第9話『真名の器』

――異界・旧〇〇村 拝殿前


 空は薄く紅を差した灰色。

 風は止まり、音のない世界。

 私は今――“向こう側”にいる。


 また呼ばれたのだ。

 でも、もう逃げなかった。

 ここで、終わらせなければならないと感じていた。

 拝殿の前に、あの子がいた。

 ユメ。


 以前と同じ姿。白いワンピースに、影のような髪。

 けれど、その輪郭は少しずつ透けはじめていた。

 人の形を保ちながら、もう人ではいられないというように。


 「お姉ちゃん……来てくれて、ありがとう」


 その声は、あの頃と変わらない優しさを帯びていた。

 でも、その奥には、長い孤独の時間があった。


 「わたしね、覚えてるよ。
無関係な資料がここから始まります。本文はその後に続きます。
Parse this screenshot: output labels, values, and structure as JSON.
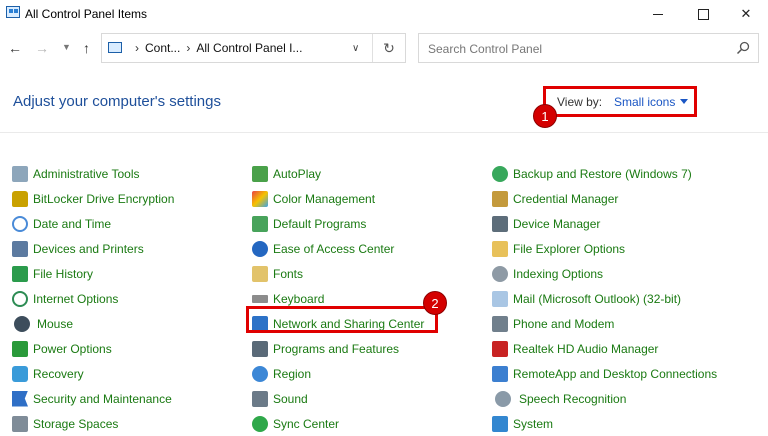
{
  "window": {
    "title": "All Control Panel Items"
  },
  "nav": {
    "address": {
      "segment1": "Cont...",
      "segment2": "All Control Panel I..."
    },
    "search_placeholder": "Search Control Panel"
  },
  "header": {
    "heading": "Adjust your computer's settings",
    "view_by_label": "View by:",
    "view_by_value": "Small icons"
  },
  "annotations": {
    "badge1": "1",
    "badge2": "2"
  },
  "items": {
    "col1": [
      {
        "label": "Administrative Tools",
        "icon": "tools-icon"
      },
      {
        "label": "BitLocker Drive Encryption",
        "icon": "bitlocker-icon"
      },
      {
        "label": "Date and Time",
        "icon": "clock-icon"
      },
      {
        "label": "Devices and Printers",
        "icon": "printer-icon"
      },
      {
        "label": "File History",
        "icon": "file-history-icon"
      },
      {
        "label": "Internet Options",
        "icon": "globe-icon"
      },
      {
        "label": "Mouse",
        "icon": "mouse-icon"
      },
      {
        "label": "Power Options",
        "icon": "power-icon"
      },
      {
        "label": "Recovery",
        "icon": "recovery-icon"
      },
      {
        "label": "Security and Maintenance",
        "icon": "flag-icon"
      },
      {
        "label": "Storage Spaces",
        "icon": "storage-icon"
      }
    ],
    "col2": [
      {
        "label": "AutoPlay",
        "icon": "autoplay-icon"
      },
      {
        "label": "Color Management",
        "icon": "color-icon"
      },
      {
        "label": "Default Programs",
        "icon": "default-programs-icon"
      },
      {
        "label": "Ease of Access Center",
        "icon": "ease-of-access-icon"
      },
      {
        "label": "Fonts",
        "icon": "fonts-icon"
      },
      {
        "label": "Keyboard",
        "icon": "keyboard-icon"
      },
      {
        "label": "Network and Sharing Center",
        "icon": "network-icon"
      },
      {
        "label": "Programs and Features",
        "icon": "programs-icon"
      },
      {
        "label": "Region",
        "icon": "region-icon"
      },
      {
        "label": "Sound",
        "icon": "sound-icon"
      },
      {
        "label": "Sync Center",
        "icon": "sync-icon"
      }
    ],
    "col3": [
      {
        "label": "Backup and Restore (Windows 7)",
        "icon": "backup-icon"
      },
      {
        "label": "Credential Manager",
        "icon": "credential-icon"
      },
      {
        "label": "Device Manager",
        "icon": "device-manager-icon"
      },
      {
        "label": "File Explorer Options",
        "icon": "folder-icon"
      },
      {
        "label": "Indexing Options",
        "icon": "indexing-icon"
      },
      {
        "label": "Mail (Microsoft Outlook) (32-bit)",
        "icon": "mail-icon"
      },
      {
        "label": "Phone and Modem",
        "icon": "phone-icon"
      },
      {
        "label": "Realtek HD Audio Manager",
        "icon": "realtek-icon"
      },
      {
        "label": "RemoteApp and Desktop Connections",
        "icon": "remote-icon"
      },
      {
        "label": "Speech Recognition",
        "icon": "microphone-icon"
      },
      {
        "label": "System",
        "icon": "system-icon"
      }
    ]
  },
  "colors": {
    "heading": "#1e4f9a",
    "link": "#1a7a12",
    "highlight": "#e00000",
    "accent": "#1a56c4"
  }
}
あなたが“ユメ”って呼んでくれたこと。

 嬉しかったの。誰にも呼ばれたことのなかった、わたしに――名をくれた」


――同時刻・旧〇〇村 拝殿地下(現地)


 森山たちは、石碑の前で立ち尽くしていた。

 碑の文字が明滅し、まるで読みかけの物語のように線が浮かんでは消える。


 「読ませないようにしてるんじゃない……読んだら“生まれてしまう”んだ」


 佐伯が呟いた。


 「“名を与える”ってことが、“存在を確定させる”ってことなんだな……」

 「だから神は、名を持たない方が本当は正しい。名を与えられた時点で、祀られた存在は“固定される”」


 森山が石碑に触れようとして、指先を止める。


 「……まだ開けちゃいけねぇ。

 向こう側で、“あの人”が答えを出すまでは」


――異界・拝殿内部


 ユメが、ゆっくりとこちらに向き直る。


 「この拝殿の奥にあるの。あなたが、あの日“封じたもの”」

 「わたしじゃない。

  わたしは、その器だった。真名を入れる器」


 「でももう、封印がもたなくなってきてる。あなたが“わたしの名前”を思い出したから」


 私は静かに問いかけた。


 「ユメ……あれは、私が勝手につけた名前だった。

 でもあなたは、それを“もらった”って言った。

 じゃあ――本当の名前は、今も、そこに?」


 ユメは、かすかに笑った。

 けれど、その目は悲しみをたたえていた。


 「そう。

 本当の“神の名”は、今も封印の中にある。

 わたしはただ、“忘れられることで封印された名”の守り人だったの」


 拝殿の奥。

 閉ざされた扉。

 縄で封じられ、中央には読めない文字が刻まれている。


 私は、その前に立った。


 「これを開ければ、“それ”が目覚めるの?」


 ユメは頷く。


 「でも――あなたが開けたなら、わたしは消える。

 “ユメ”という名も、消えるの」


 私は息を呑んだ。


 (私が名を与え、私が封じた。

 でも、それは同時に、“名を失った者”をここに閉じ込めたということでもある)


 「……私に、“決める資格”なんてあるの?」


 ユメは、静かに目を閉じて言った。


 「あなたしかいない。

 名を与えたのも、封じたのも、思い出したのも――あなた」


 私は、そっと扉に手を伸ばした。

 触れた瞬間、脳裏に言葉が流れ込んできた。

 読めないはずの文字が、意味を持って迫ってくる。


 音でもなく、声でもなく――これは、“思考の名”。


 それは、名であり、存在の構造。

 呼んだ瞬間に、形が決まってしまう。


 けれど――私は、その名を、読まなかった。


 口にせず、声にもせず。

 ただ、忘れたまま心にしまった。

 その瞬間、拝殿が光に包まれた。


 風が吹き、縄が解け、扉がふわりと揺れる。

 けれど、開かなかった。

 私は静かに言った。


 「ごめんね。

 私は、あなたを“ユメ”として、忘れないことを選ぶよ」


 ユメは、うっすらと涙を浮かべながら、微笑んだ。


 「ありがとう……お姉ちゃん」


 そして、光の中へと、彼女は静かに溶けていった。


---


――旧〇〇村・現地


 碑の光が止んだ。

 地下の空気が、一気に静かになった。


 石碑は、再び“読めないただの石”に戻っていた。


 森山が、誰にも言わず、深く息をついた。


 「……間に合った、のか?」


---


――東京都内・アパート


 私は、目を覚ました。


 画面は暗い。

 風もなく、夜も静か。

 ただ、机の上に置かれた冷奴の皿の隣に――


 “ユメ”と書かれた、小さな紙片が置かれていた。